Les petites rivières faisant les grands fleuves…..
Nous saluons donc avec intérêt l'initiative du Conseil Général
de la Vendée qui a décidé de faire de l'année
2006 une année écologique en Vendée. Le Conseil
Général propose d'aider financièrement les communes et
organismes publics dans leur lutte contre le gaspillage d'énergie. Il
envisage également la construction d'une maison- témoin
écologique pour que chacun puisse s'engager sur cette voie.

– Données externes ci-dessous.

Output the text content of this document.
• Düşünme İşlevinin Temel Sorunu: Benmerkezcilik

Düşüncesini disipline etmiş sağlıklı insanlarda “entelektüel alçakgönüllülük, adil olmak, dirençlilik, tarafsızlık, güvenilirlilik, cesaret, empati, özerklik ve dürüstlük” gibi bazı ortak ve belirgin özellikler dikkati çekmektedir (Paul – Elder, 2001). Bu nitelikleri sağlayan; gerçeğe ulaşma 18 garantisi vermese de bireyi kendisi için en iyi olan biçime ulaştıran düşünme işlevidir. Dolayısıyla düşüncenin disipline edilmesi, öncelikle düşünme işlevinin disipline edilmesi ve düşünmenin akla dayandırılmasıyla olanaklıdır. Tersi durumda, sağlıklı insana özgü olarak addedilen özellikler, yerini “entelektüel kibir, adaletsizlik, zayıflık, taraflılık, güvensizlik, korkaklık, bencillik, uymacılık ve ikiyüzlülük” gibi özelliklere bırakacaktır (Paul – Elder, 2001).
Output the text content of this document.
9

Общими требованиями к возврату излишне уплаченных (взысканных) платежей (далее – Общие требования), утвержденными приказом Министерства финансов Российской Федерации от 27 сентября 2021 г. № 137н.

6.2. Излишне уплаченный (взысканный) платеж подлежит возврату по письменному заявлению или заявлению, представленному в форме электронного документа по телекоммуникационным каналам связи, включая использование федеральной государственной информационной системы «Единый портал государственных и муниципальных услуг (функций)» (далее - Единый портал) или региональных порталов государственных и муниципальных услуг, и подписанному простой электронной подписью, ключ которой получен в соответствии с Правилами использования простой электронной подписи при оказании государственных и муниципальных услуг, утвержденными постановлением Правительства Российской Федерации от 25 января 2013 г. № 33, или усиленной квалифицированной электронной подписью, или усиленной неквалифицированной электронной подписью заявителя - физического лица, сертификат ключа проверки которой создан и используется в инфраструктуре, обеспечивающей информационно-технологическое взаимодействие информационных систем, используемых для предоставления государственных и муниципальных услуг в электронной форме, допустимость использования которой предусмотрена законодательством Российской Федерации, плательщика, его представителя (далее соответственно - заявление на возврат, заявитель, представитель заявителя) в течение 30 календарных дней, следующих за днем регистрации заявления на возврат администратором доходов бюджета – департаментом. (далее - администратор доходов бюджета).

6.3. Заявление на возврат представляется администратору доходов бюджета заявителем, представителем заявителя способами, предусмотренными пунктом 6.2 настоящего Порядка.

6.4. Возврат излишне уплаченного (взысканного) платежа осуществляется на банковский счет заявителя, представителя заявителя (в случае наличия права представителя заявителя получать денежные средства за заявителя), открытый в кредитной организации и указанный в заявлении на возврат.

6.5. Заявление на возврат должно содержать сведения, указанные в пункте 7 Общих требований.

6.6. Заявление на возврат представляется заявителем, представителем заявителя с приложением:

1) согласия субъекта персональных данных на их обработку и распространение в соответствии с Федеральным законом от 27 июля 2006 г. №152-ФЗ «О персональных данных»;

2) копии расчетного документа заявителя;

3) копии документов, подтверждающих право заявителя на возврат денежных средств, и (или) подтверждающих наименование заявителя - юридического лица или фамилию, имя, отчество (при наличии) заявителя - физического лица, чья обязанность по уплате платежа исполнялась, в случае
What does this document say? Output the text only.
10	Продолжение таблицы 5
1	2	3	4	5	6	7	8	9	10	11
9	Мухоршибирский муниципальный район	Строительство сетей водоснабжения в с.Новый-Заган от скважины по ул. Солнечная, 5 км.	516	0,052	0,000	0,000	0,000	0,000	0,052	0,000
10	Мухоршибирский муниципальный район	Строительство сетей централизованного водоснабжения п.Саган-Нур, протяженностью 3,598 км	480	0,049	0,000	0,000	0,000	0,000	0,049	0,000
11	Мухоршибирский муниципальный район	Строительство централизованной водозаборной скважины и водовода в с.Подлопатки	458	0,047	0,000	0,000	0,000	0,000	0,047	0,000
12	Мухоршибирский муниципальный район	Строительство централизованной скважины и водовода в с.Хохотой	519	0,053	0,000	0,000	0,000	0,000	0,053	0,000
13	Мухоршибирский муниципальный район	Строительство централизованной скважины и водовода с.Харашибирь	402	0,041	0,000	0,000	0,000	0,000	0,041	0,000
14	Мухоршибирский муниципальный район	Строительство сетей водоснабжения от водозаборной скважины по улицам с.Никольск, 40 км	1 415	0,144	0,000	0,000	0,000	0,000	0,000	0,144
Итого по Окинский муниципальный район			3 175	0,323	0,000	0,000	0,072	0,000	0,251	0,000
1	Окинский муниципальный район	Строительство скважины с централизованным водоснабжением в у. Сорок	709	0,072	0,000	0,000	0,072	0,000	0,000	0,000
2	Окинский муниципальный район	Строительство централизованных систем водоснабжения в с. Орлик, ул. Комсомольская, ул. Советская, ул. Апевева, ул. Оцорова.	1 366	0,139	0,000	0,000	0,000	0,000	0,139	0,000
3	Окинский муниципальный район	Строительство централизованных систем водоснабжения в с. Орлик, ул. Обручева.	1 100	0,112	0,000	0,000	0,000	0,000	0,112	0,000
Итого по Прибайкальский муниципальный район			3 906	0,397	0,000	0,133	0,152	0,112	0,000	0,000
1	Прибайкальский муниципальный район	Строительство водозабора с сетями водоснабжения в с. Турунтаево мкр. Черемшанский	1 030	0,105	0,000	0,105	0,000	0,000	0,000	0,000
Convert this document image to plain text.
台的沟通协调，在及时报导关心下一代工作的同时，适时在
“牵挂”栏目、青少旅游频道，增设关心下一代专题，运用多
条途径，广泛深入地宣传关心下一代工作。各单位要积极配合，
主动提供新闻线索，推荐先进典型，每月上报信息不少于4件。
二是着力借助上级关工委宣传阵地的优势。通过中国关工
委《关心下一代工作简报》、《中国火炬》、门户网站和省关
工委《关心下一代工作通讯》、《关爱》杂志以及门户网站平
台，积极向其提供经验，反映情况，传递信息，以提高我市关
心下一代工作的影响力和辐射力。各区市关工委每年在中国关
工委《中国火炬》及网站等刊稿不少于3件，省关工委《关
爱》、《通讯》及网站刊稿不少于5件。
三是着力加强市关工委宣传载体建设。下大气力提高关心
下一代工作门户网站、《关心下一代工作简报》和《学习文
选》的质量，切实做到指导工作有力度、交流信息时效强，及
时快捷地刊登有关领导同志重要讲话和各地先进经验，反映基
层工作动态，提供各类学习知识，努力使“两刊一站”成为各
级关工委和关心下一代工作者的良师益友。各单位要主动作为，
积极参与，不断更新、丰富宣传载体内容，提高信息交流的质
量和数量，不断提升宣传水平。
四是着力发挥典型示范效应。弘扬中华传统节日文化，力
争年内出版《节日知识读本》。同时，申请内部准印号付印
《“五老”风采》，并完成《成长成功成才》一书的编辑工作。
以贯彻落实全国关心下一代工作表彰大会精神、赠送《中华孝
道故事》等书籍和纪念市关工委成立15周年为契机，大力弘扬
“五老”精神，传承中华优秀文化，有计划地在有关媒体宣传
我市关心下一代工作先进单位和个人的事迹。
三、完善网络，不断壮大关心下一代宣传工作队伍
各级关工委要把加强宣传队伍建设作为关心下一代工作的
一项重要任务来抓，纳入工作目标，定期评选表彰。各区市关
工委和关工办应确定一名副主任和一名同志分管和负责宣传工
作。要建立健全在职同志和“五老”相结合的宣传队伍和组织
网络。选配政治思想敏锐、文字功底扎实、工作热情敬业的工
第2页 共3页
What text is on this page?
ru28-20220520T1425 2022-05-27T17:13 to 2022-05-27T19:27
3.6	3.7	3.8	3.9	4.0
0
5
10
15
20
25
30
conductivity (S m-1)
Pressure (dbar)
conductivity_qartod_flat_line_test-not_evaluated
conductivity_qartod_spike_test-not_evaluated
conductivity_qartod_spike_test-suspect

Notre canton, qui voit le nombre de constructions exploser depuis une dizaine
d'années, doit suivre cet exemple en adaptant son SCOT( Schéma
de Cohérence Territoriale) à cette nouvelle exigence de réduction
des énergies. Le CPNS y veillera. Dans ce cadre, il nous a paru intéressant
de faire le point sur ces fameuses maisons écologiques en phase avec
la nature et le développement durable.
Qu’est-ce qu’une maison écologique ?
c'est une maison qui prend en compte l'ensemble de ses composantes:
• choix de son implantation : pièces de vie au soleil, ventilation
naturelle (type coloniale)
• choix des matériaux : bois, isolation naturelle (chanvre), vitrage
approprié
• Choix de l'énergie : éolienne à plat, énergie
solaire, pompes à chaleur, solaire thermique ou photovoltaïque,
géothermie, cheminée
• Récupérateur d'eau de pluie, robinets poussoirs, chasses
d'eau à 2 débits
Certes, ces choix peuvent entraîner des surcoûts propres à freiner certaines ardeurs écologiques. L'ADEME (Agence De l’Environnement et de Maîtrise de l’Energie) cite des exemples de prix : appareils destinés à capter les énergies renouvelables : un millier d’euros ; plancher solaire direct : plus de 8.000 euros pour 100 m² d’habitation ; chaudière à énergie bois : jusqu’à 7.600 euros. Le système complet de production d’électricité en photovoltaïque coûtera, lui, 7.500 euros minimum. Un chauffe-eau solaire vaut entre 3.050 et 5.300 euros. Mais, en compensation de ces surcoûts, il existe un certain nombre d'aides financières indirectes comme les crédits d'impôts ou directes : Etat, ADEME, ANAH (Agence Nationale pour l’Amélioration de l’Habitat ) pouvant réduire la note à payer, parfois jusqu'à 95% de l’installation. Et la plupart de ces énergies sont gratuites à l’usage, voire même revendables (électricité) Un retour sur investissement peut donc être espéré sur le moyen et long terme. Une façon de gérer son budget personnel en se mettant au service de la planète.
Préconisation : Nous invitons les futurs propriétaires
à contacter les services d'urbanisme de leur commune pour connaître
les possibilités offertes par les PLU (Plan Local d’Urbanisme qui
remplace le POS) et faire pression pour que leur règlement d'urbanisme
évolue de façon à intégrer ces nouvelles techniques.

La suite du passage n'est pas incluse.